Comment Re:Money is speech (Bernie Sanders) (Score 1) 233

A reasonably well-governed society rewards people for doing something other people want — not for being sociopaths

We're not talking about a "reasonably well-governed society". We're talking about the post-Capitalist United States.

You haven't convinced me, rich people are disproportionally sociopathic. You did imply it, but offered no evidence.

Here's your evidence:

http://www.scientificamerican....

http://opinionator.blogs.nytim...

Comment Re:I'm surprised this made the front page (Score 2) 233

Truly horrible analogy I'm afraid. It's a very weak attempt at extortion. *Buy this magazine, or we shoot the dog*. That kind of guilt trip doesn't compute in my simple mind.

Alright, so what about just using "speech = money" to tell people I will pay them $50 to vote a certain way?

Why isn't that protected speech? If money = speech, then by god, voting most definitely equals speech. How is my selling my vote NOT protected by the First Amendment? As long as the voter isn't a public official, how can it be bribery?

Comment Re:Money is speech (Bernie Sanders) (Score 1) 233

Yes, this means, that people with more money will have an advantage. No, I don't see, how this is automatically a bad thing.

It's not "automatically" a bad thing. It has just worked out that way.

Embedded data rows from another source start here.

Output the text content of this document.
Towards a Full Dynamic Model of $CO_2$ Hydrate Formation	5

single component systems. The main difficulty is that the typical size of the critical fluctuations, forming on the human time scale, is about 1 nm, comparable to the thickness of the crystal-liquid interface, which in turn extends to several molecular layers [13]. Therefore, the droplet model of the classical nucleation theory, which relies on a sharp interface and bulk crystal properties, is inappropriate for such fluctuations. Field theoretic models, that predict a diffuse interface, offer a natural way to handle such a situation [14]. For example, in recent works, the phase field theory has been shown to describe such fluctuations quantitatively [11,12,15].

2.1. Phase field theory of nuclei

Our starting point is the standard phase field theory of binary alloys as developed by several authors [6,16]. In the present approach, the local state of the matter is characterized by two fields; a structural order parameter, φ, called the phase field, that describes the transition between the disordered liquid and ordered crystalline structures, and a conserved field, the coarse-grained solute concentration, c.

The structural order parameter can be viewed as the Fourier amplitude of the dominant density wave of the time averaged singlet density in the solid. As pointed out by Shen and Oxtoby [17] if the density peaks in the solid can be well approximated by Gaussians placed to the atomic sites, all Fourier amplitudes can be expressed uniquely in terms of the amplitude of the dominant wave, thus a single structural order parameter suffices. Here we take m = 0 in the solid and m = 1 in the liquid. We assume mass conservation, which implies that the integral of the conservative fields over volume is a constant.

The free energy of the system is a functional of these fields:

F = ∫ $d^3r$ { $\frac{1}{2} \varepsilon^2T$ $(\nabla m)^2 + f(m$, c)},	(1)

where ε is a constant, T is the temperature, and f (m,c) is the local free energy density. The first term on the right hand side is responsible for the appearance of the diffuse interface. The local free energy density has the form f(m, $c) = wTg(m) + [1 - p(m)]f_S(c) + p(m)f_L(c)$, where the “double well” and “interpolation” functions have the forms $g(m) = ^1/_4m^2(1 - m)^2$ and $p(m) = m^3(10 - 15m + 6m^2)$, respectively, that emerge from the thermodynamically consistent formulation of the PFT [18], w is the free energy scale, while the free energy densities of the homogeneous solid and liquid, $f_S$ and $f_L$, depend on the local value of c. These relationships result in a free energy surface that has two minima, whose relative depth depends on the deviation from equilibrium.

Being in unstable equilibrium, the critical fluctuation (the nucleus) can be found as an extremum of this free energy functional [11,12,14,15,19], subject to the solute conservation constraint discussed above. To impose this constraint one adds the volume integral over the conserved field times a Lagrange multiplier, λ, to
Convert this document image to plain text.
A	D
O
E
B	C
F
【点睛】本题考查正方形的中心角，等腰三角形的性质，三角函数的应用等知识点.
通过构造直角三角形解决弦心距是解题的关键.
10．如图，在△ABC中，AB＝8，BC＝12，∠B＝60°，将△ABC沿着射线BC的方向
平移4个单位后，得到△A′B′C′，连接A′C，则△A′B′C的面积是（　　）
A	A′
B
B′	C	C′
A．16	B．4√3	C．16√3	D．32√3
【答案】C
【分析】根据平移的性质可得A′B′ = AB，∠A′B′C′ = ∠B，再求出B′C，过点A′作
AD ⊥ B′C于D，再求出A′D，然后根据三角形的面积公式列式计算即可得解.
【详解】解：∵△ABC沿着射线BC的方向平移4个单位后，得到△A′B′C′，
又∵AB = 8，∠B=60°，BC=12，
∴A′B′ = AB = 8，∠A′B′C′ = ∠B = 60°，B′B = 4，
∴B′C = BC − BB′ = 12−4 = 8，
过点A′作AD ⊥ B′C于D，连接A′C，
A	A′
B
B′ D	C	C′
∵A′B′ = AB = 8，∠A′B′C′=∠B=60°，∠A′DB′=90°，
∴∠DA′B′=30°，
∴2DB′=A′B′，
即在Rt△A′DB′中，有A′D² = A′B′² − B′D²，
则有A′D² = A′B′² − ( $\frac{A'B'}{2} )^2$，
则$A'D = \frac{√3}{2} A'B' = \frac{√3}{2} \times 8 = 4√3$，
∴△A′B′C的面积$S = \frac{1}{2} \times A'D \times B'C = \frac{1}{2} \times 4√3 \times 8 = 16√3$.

And, our society rewards people with lots of money for being sociopaths. I bet you can see how that might lead to problems if they gain political power.

Comment Re:I'm surprised this made the front page (Score 1) 233

Only the vote is a vote. People who let money influence their vote is the thing to address. You are attacking an inanimate object.

How would you feel about this:

There is a swing state on which the entire presidential election hangs. I announce that I've set up a fund that will randomly choose a county in that state and gift each person in that county $100, but only if a particular candidate wins the presidency. You get paid no matter who you voted for, but you must prove that you voted.

Would that be legal under your expansive view of the First Amendment?

If so, how about if I go into a city and offer every voter $50 to vote for my hand-picked mayoral candidate? Why would that NOT be protected speech, if you believe money=speech?